Necessity is the mother of invention, just as whirlpools form because the river's current is constrained by the lay of the riverbed. Life is the floret that pushes forth from the equal and opposite vectors of structure and chaos. And so, like Robert Johnson (a member of the 27 Club), I find the soul of my artwork at the crossroads. That's about as deep a truth as I have ever known: that creativity lives in between things, balanced on the head of a pin, spilling from the broken crust of opposing forces.

Putting in my earplugs comes with a sense of frontier glee akin to what I imagine a welder feels when lowering the mask: the pride of having to wear protective equipment so I can play on the turbulent edge of knowing. I didn't think to bring any on my first night out painting, and my ears rang afterward for an entire day. Working on fine art in a crowd of hundreds of drunk dancers requires a special awareness of the space around me, should any teetering reveler pitch over into my easel or elbows. Keeping a dance party schedule means getting to sleep at hours that can't be good for my health. After five consecutive nights of painting, my legs begged for days to wobble out from beneath me.

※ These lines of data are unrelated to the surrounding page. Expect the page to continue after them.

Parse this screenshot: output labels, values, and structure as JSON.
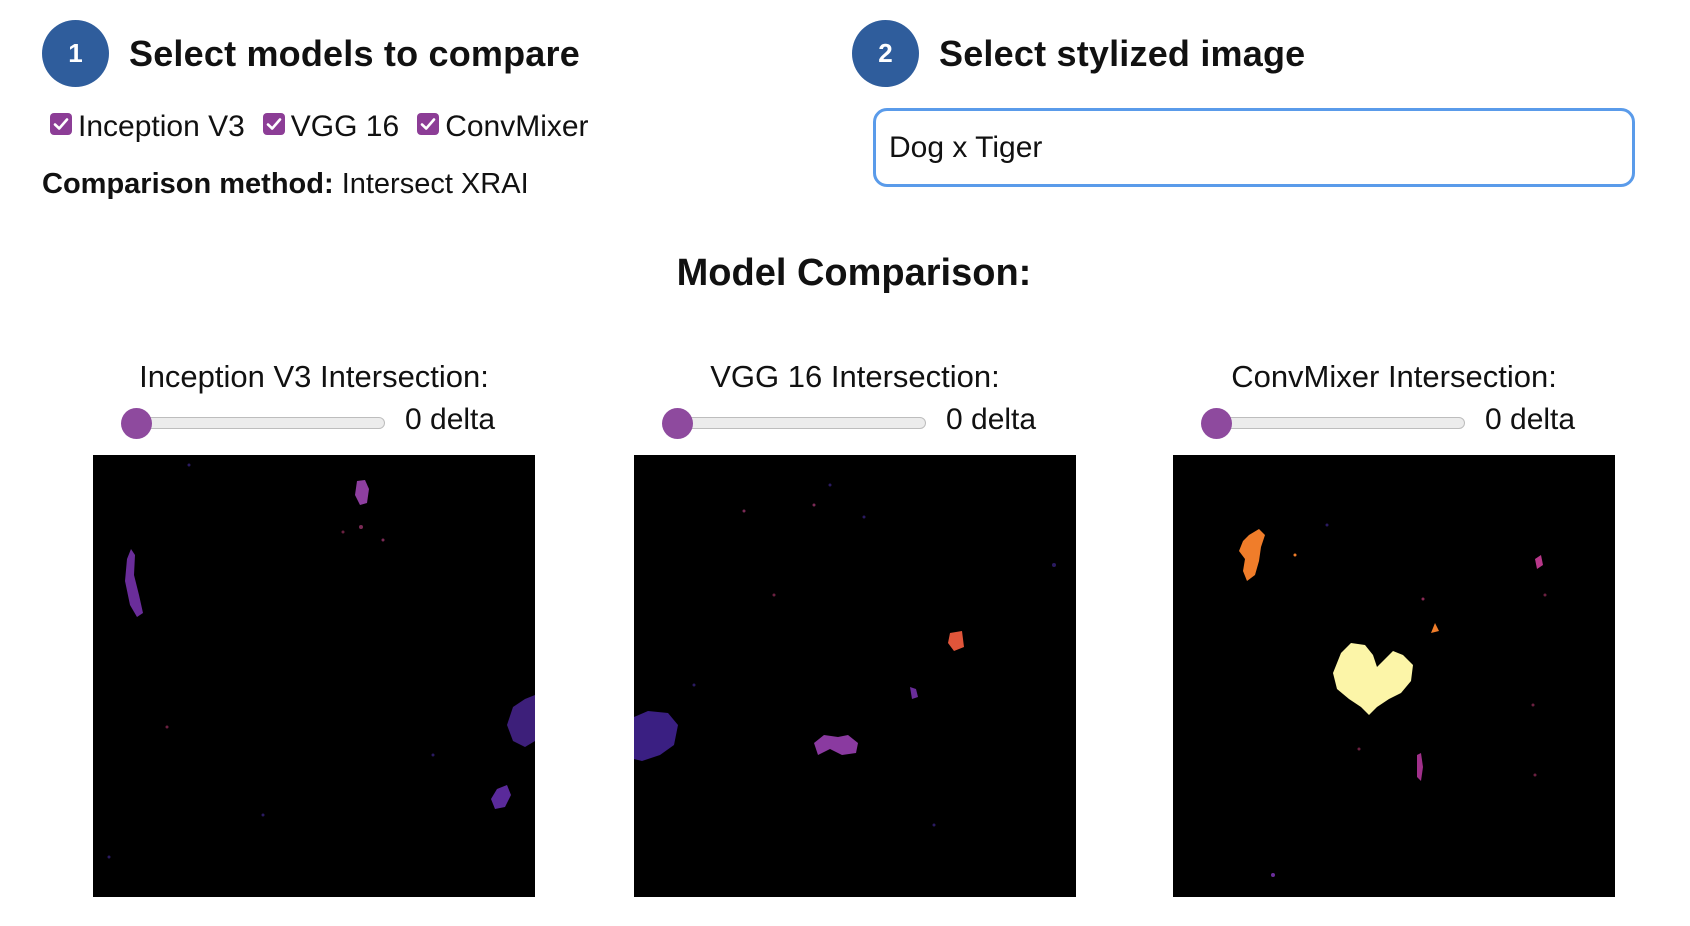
{
  "step1": {
    "number": "1",
    "title": "Select models to compare"
  },
  "step2": {
    "number": "2",
    "title": "Select stylized image"
  },
  "models": [
    {
      "label": "Inception V3",
      "checked": true
    },
    {
      "label": "VGG 16",
      "checked": true
    },
    {
      "label": "ConvMixer",
      "checked": true
    }
  ],
  "comparison": {
    "label": "Comparison method:",
    "value": "Intersect XRAI"
  },
  "image_select": {
    "value": "Dog x Tiger"
  },
  "section_title": "Model Comparison:",
  "panels": [
    {
      "title": "Inception V3 Intersection:",
      "slider_value": 0,
      "delta_text": "0 delta"
    },
    {
      "title": "VGG 16 Intersection:",
      "slider_value": 0,
      "delta_text": "0 delta"
    },
    {
      "title": "ConvMixer Intersection:",
      "slider_value": 0,
      "delta_text": "0 delta"
    }
  ],
  "colors": {
    "step_badge": "#2f5d9c",
    "checkbox": "#8c3d96",
    "slider_thumb": "#8e4a9e",
    "select_border": "#5a9bea",
    "map_background": "#000000"
  }
}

And even in this supposedly enlightened age, I still have to work in a cloud of noxious fumes if I want to use gold or silver paint. (It's funny: When I was a child, I acted in a public service announcement declaring the dangers of huffing paint. I was the "bad kid" who didn't learn his lesson from the hospitalization of his friends...and now here I am huffing paint every week, only barely against my will.) My burning nostrils connect me to every artist who ever chose beauty over practicality.

I like to think that this job is somehow a mythological gauntlet or trial, that the frightful intensity is a door to greatness. Surely, these four-hour performance painting sessions are growing more muscle in my legs, cultivating my ability to improvise and listen, and teaching me how to conduct myself like a professional. Maybe one of these days I'll come out of the kiln with the strength and coherence that can only be found in fire. Maybe this is just what I need, in a culture that has abandoned its rites of passage.

In the meantime, however, I'm glad that performance painting doesn't require me to dive any deeper into the creative maelstrom than I already do. Sustainable artistry requires compromise, comfort, and care. It demands that artists be responsible enough to keep a little distance from the turbulent shores of the Godhead. Get too close and you'll be consumed, erasing any further gifts you might have transmitted. If you care at all about keeping yourself alive and sane for long enough to do something more than a single incandescent opus, remember that the womb has teeth. The sun is on fire. You can't breathe underwater. And painting is dangerous.

"What gives light, must endure burning."